Buna göre; davalının, davacı … hakkındaki karara yönelik istinafının miktar itibariyle kararın kesin olması nedeniyle reddine, diğer davacı hakkındaki istinaf talepleri yönünden ise; sair istinaf sebeplerinin esastan reddine, yukarıda 1 no’lu bentte yazılı nedenlerle istinaf başvurunun kabulüne; Mahkemece yapılan yargılamada eksiklik bulunmamasına, yapılan hata nedeniyle yeniden yargılamaya ihtiyaç duyulmamasına göre ilk derece mahkemesi kararının, davacı …’ye hakkındaki karar yönünden HMK’nın 353/1-b-2 maddesi gereğince kaldırılarak, bu davacının talebi yönünden hüküm fıkrasında “avans” olarak belirtilen faizin “yasal” olarak düzeltilerek, ilk derece mahkemesinde verilen karardaki kesinleşen yönler korunarak aşağıdaki hüküm tesis edilmiştir.
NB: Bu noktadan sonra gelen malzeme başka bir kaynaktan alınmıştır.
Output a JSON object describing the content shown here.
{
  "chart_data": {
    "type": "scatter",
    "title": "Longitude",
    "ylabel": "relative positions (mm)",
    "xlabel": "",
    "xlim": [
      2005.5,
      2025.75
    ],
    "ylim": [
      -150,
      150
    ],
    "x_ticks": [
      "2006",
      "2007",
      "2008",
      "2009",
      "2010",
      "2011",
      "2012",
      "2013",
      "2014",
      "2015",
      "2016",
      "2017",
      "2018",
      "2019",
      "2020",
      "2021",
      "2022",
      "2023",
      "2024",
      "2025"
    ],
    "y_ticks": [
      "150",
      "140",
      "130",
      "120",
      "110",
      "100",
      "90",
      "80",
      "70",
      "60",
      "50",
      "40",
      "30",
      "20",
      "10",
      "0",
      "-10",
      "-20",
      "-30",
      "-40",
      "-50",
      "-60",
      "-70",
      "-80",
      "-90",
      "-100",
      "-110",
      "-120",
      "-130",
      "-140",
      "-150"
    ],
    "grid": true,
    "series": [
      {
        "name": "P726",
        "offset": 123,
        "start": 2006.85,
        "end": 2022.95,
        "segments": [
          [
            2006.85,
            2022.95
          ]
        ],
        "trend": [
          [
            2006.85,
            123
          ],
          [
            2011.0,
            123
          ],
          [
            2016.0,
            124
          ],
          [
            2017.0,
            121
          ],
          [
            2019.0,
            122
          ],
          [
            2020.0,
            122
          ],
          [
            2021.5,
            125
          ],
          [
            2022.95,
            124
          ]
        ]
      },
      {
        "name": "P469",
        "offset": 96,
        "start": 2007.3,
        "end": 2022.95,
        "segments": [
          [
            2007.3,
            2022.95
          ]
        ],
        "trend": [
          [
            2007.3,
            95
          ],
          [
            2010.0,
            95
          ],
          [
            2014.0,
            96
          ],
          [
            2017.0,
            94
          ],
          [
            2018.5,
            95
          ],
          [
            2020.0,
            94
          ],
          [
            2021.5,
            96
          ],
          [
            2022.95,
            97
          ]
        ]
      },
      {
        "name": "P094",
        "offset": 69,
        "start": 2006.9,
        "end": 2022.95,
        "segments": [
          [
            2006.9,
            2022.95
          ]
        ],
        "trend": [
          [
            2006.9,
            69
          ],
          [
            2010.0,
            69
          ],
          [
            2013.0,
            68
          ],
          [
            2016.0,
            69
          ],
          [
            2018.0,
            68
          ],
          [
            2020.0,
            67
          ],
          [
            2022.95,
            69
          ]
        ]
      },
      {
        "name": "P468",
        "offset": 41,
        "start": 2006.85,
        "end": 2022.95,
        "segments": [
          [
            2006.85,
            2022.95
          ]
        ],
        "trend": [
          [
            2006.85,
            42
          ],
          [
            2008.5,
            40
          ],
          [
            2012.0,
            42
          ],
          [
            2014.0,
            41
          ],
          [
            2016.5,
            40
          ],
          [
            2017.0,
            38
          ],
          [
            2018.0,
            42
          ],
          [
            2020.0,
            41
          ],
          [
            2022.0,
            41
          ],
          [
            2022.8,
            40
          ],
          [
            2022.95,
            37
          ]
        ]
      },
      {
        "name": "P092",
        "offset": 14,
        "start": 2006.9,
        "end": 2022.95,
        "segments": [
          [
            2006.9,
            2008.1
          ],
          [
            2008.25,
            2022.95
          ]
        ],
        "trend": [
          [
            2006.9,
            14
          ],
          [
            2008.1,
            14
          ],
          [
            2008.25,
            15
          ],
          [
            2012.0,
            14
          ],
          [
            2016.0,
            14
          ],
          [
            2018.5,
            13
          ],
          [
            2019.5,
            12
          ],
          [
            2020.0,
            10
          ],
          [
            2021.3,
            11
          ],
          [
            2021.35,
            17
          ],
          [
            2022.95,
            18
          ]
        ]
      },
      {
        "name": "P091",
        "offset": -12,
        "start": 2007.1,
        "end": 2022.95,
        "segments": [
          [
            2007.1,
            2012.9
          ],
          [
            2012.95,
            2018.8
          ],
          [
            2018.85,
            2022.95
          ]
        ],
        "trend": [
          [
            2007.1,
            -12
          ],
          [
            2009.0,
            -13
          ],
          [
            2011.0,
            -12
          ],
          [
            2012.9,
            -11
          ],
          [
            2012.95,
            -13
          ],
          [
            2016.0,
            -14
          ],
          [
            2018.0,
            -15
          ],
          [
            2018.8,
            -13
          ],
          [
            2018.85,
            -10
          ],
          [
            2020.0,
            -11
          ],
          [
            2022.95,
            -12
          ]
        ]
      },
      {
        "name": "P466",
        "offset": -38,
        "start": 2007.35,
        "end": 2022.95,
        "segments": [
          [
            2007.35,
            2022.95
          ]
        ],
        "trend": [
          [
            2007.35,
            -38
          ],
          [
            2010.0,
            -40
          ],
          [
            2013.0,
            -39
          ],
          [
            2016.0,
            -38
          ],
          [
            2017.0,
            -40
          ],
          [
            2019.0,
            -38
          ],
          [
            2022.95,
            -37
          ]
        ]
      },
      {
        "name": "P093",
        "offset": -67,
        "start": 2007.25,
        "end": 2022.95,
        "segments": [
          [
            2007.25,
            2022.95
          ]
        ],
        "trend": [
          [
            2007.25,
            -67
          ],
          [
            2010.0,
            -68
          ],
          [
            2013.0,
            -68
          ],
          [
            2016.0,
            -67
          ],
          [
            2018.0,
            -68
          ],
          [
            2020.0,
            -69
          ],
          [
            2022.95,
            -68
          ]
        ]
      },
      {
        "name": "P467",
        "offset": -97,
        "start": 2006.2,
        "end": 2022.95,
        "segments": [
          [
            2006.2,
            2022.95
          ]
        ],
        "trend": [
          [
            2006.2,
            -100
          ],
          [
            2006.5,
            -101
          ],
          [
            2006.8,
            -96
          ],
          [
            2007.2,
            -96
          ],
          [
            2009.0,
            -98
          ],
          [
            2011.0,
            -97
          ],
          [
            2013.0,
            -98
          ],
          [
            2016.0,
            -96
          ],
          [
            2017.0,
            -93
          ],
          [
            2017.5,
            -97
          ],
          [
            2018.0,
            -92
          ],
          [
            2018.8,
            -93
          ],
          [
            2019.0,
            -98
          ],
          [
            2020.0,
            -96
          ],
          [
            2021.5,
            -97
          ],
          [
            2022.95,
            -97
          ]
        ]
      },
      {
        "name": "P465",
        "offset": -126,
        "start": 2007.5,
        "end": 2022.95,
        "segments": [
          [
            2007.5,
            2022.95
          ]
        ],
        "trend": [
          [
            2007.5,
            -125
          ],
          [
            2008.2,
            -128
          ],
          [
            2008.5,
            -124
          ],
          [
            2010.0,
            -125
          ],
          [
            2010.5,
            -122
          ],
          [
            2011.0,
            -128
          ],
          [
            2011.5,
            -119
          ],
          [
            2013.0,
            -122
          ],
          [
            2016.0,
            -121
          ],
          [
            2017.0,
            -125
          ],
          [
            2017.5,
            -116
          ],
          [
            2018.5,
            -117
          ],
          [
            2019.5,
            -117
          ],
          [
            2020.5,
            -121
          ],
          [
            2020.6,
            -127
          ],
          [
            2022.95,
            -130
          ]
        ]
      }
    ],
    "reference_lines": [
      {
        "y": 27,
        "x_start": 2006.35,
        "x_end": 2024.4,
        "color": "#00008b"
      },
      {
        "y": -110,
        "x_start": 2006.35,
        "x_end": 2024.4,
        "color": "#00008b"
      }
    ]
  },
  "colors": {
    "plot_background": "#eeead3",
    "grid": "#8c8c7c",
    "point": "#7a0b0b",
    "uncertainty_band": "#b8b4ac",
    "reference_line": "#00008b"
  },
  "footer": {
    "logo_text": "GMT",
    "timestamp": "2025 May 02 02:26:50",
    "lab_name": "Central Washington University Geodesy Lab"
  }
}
HÜKÜM : Gerekçesi yukarıda izah edildiği üzere;
I-Davalı vekilinin, davacı … hakkındaki karara yönelik istinaf talebinin (dilekçesinin) HMK.nın 341/2 ve 352. maddeleri gereğince miktar itibariyle REDDİNE,
II-Davalı vekilinin davacı … hakkındaki karara yönelik istinaf talebinin kabulü ile; Ankara 4. Asliye Ticaret Mahkemesi tarafından verilen 08/07/2021 tarihli, 2021/21 Esas 2021/479 Karar sayılı kararının KALDIRILMASINA,
HMK’nın 353/1-b-2.maddesi uyarınca esas hakkında yeniden karar verilmesine, buna göre;
1-Davanın bedel artırım talebi gözetilerek KABULÜNE, davacılardan … yönünden 245.939,29-TL, diğer davacı … yönünden ise; 2.350,41-TL olmak üzere toplam 248.289,70-TL destekten yoksun kalma tazminatının davalı … şirketinin temerrüt tarihi olan 20/06/2017 tarihinden itibaren 2.350,41 TL’sinin değişen oranlarda avans faizi ile 245.939,29 TL’sinin yasal faizi ile birlikte davalıdan tahsili ile davacıya verilmesine,
2-Alınması gerekli karar ve ilam harcı 16.960,66-TL olup davacılar tarafından peşin yatırılan 31,40-TL ile 847,00-TL bedel artırım harcı olmak üzere toplam 878,40-TL harcın mahsubu ile bakiye 16.082,26-TL harcın davalıdan alınarak Maliye Hazinesine gelir kaydına,
3- Davacılar tarafından peşin yatırılan 31,40-TL ile 847,00-TL bedel artırım harcı olmak üzere toplam 878,40-TL harcın davalıdan alınarak davacılara verilmesine,
4-Davacılar kendilerini vekil ile temsil ettirdiğinden karar tarihinde yürürlükteki AAÜT gereğince nispi 25.830,23-TL vekalet ücretinin davalıdan alınarak davacılara verilmesine,
5-Bu dava kapsamında davacılar tarafından yatırılan gider avansından karşılanan ve aşağıda dökümü gösterilen toplam 3.481,80-TL yargılama giderinin davalıdan alınarak davacılara verilmesine,
6-HMK 333.m. gereğince artan gider avansının karar kesinleştiğinde davacılara İADESİNE,
İSTİNAF HARÇ VE YARGILAMA GİDERLERİ YÖNÜNDEN:
II-Davalı tarafından yatırılan 4.240,00 TL istinaf karar harcının talep halinde davalıya iadesine,
lll-İstinaf başvurusu nedeniyle davalı tarafından yapılan 162,10 TL İstinaf Başvuru Harcı ve 53,20-TL posta giderleri olmak üzere toplam 215,30 TL’nin davacı …’den alınarak davalıya verilmesine,
lV-HMK’nın 333.maddesi gereğince kullanılmayan istinaf gider avansının karar kesinleştiğinde yatırana iadesine,
V- Kararın taraflara tebliğine;
Dair, duruşma açılmadan dosya üzerinde yapılan inceleme sonunda, HMK.nın 361/1 maddesi uyarınca kararın usullen tebliğinden itibaren 2 HAFTA İÇERİSİNDE TEMYİZ YOLU açık olmak üzere 02/12/2021 tarihinde oy birliği ile karar verildi.

* Bu belge, 5070 sayılı Kanun hükümleri gereğince elektronik imza ile imzalanmıştır.